Turkey Pot Pie

This Turkey Pot Pie is also delicious topped with mashed sweet potatoes! 

Turkey Pot Pie
 
Ingredients
  • 2 tablespoons olive oil
  • 1 (16-ounce) package frozen vegetable seasoning blend, thawed and drained
  • ¼ cup all-purpose flour
  • 1¼ cups Homemade Turkey Stock (recipe follows)
  • ¾ cup half-and-half
  • 1 teaspoon chopped fresh rosemary
  • ½ teaspoon kosher salt
  • ½ teaspoon ground black pepper
  • 2 cups chopped cooked turkey
  • 3 cups leftover mashed potatoes
Instructions
  1. Preheat oven to 350°. Spray a 2-quart baking dish with cooking spray.
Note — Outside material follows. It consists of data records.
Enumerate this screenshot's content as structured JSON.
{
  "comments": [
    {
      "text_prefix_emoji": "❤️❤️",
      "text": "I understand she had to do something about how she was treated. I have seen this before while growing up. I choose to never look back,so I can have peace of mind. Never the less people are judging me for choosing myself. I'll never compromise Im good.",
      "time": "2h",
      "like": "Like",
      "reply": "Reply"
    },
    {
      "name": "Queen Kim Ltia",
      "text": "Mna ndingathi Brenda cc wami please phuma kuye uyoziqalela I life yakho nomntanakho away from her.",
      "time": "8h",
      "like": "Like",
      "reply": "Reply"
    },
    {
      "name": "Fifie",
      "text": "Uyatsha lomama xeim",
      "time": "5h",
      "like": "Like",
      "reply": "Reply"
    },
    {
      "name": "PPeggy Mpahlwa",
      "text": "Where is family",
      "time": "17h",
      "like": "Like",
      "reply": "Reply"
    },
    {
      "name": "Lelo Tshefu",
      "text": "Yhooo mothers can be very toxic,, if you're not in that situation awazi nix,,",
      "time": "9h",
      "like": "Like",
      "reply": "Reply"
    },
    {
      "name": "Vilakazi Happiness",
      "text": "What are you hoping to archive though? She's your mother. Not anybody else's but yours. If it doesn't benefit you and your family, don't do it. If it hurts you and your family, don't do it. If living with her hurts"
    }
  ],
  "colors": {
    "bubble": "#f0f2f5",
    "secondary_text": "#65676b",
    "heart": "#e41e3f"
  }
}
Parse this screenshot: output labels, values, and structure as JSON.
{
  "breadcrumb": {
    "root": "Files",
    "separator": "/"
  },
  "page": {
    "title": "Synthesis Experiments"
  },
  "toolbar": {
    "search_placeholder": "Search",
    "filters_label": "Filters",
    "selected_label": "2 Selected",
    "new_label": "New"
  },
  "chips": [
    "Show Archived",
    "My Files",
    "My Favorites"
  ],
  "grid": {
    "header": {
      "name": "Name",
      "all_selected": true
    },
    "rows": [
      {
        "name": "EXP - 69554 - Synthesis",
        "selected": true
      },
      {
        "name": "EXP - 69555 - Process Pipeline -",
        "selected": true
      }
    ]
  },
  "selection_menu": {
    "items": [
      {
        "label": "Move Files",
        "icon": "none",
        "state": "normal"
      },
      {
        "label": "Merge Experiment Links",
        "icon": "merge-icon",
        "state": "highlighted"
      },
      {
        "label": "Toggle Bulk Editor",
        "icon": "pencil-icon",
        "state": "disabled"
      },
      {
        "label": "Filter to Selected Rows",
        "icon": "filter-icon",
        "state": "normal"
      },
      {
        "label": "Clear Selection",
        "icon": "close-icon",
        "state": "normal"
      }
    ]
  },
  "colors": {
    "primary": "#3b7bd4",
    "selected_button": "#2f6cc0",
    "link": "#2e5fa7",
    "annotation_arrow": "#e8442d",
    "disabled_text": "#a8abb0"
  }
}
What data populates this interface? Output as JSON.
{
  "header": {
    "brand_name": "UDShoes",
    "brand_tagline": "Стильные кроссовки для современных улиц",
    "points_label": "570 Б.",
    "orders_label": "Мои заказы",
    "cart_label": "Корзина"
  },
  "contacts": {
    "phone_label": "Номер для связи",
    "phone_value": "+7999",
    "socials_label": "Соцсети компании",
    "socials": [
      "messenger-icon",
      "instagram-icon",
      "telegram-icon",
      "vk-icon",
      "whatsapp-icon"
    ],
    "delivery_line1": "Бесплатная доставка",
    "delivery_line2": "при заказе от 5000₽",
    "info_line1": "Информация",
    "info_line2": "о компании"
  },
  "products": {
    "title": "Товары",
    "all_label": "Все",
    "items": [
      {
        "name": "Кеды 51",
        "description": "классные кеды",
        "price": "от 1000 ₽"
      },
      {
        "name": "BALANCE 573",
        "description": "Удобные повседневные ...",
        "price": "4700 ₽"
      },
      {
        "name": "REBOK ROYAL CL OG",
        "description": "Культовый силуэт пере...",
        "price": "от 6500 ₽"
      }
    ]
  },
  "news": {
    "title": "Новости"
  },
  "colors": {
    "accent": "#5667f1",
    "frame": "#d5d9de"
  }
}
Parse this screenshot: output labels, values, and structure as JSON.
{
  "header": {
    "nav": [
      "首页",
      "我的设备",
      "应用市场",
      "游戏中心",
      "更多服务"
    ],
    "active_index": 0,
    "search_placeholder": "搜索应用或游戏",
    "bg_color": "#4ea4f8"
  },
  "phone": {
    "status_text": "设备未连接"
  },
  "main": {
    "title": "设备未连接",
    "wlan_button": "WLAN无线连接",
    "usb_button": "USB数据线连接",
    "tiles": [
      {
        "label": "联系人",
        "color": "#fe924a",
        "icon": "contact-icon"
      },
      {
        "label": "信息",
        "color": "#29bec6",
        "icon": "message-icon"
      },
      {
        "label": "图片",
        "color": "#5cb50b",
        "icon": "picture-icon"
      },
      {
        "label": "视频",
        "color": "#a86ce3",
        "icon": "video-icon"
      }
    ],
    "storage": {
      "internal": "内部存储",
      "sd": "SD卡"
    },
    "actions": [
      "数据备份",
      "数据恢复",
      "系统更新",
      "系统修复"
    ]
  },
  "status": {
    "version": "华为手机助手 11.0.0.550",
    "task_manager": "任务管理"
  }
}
Set aside.
  2. In a large skillet, heat oil over medium-high heat. Add seasoning blend; cook, stirring occasionally, until tender, 4 to 5 minutes. Whisk in flour; cook, stirring frequently, until slightly browned, approximately 1 minute. Gradually add Homemade Turkey Stock, half-and-half, and rosemary, whisking until smooth. Cook until slightly thickened, 2 to 3 minutes. Season with salt and pepper; stir in turkey. Spoon into prepared dish. Top with mashed potatoes. 3. Bake until lightly browned and bubbly, approximately 30 minutes.

 
Homemade Turkey Stock
 
Yield: approximately 3 quarts
Ingredients
  • 1 leftover turkey carcass
  • 4 carrots, chopped
  • 3 stalks celery, chopped
  • 2 yellow onions, quartered
  • 1 head garlic, halved
  • 3 bay leaves
  • 3 sprigs fresh thyme
  • 2 tablespoons kosher salt
  • 1 tablespoon peppercorns
  • 4 quarts water
Instructions
  1. In a large stock pot, combine all ingredients. (Add additional water to cover by 2 inches, if necessary.) Bring to a boil over medium-high heat. Reduce heat to medium-low; simmer 2 hours. (Skim surface as needed.) Remove from heat; strain through a fine-mesh sieve. Discard solids. Cover and refrigerate up to 1 week, or freeze up to 1 month.